Unter den Interessenten waren auch Tutzinger Geschäftsleute. Erdal Babacan hat bereits mit Edeka verhandelt. Der Betreiber des „Tutzinger Früchtehauses“ im Laden Vinzenz-Murr wollte den Markt gern als Lizenznehmer von Edeka weiterführen.

Doch das Unternehmen wollte den Namen Edeka nicht für den Markt beibehalten und wohl auch nicht als Lizenzgeber fungieren. Stattdessen möchte Edeka die Kunden lieber zum Kauf in seinen anderen beiden Märkten veranlassen, an der nördlichen Hauptstraße und an der Lindemannstraße. Deshalb wäre aus seiner Sicht eine Fortführung des Marktes in der Ortsmittel unter dem Namen Edeka wohl weniger sinnvoll. Zum Einkauf in den beiden anderen Märkten fordert Edeka die Kunden sogar schriftlich mit einem entsprechenden Hinweis auf Plakaten auf (siehe Bild ganz oben auf dieser Seite).
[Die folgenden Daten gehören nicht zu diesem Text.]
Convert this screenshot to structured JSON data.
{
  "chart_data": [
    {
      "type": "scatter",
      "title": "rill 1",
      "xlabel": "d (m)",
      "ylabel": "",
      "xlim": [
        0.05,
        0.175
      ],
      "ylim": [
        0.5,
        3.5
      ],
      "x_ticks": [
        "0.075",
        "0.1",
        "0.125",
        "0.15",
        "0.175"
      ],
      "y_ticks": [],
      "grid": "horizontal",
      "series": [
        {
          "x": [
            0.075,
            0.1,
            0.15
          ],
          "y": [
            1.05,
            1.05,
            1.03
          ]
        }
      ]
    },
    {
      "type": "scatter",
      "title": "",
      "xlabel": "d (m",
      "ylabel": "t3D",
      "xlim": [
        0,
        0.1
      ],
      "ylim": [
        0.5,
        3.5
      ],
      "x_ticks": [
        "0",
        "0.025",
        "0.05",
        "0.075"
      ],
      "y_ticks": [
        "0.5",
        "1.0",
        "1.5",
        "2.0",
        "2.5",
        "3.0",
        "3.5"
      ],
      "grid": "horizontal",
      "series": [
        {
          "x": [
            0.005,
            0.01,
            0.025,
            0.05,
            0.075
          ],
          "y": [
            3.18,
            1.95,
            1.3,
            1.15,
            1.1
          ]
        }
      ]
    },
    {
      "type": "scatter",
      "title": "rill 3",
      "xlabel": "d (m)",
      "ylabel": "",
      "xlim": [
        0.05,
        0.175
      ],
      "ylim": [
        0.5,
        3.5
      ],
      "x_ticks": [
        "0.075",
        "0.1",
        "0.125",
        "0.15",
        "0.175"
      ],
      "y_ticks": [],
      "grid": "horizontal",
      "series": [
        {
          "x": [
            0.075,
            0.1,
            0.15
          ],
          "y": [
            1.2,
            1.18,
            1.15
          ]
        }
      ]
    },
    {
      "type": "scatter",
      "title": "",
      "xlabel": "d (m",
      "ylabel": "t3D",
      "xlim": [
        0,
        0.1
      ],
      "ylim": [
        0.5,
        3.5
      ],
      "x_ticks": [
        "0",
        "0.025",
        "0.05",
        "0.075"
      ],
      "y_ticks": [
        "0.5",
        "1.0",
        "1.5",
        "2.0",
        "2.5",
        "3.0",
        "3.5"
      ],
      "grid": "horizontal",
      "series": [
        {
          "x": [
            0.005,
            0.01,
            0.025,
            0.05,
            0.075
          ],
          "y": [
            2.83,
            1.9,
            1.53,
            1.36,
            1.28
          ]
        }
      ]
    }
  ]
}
Babacan hat aus diesem Grund bei Edeka mittlerweile abgesagt, wie er erzählt. Interesse an einem Betrieb dieses Marktes hätte er durchaus auch weiterhin, wie er durchblicken lässt - auch unter einem anderen Namen. Doch allein möchte er ein solches Unternehmen nicht stemmen. Das Risiko ist ihm zu groß. Wenn sich ein Partner oder mehrere Partner finden würden, die sich finanziell beteiligen würden, dann wäre er allerdings nach wie vor bereit, es zu wagen, wie er sagt.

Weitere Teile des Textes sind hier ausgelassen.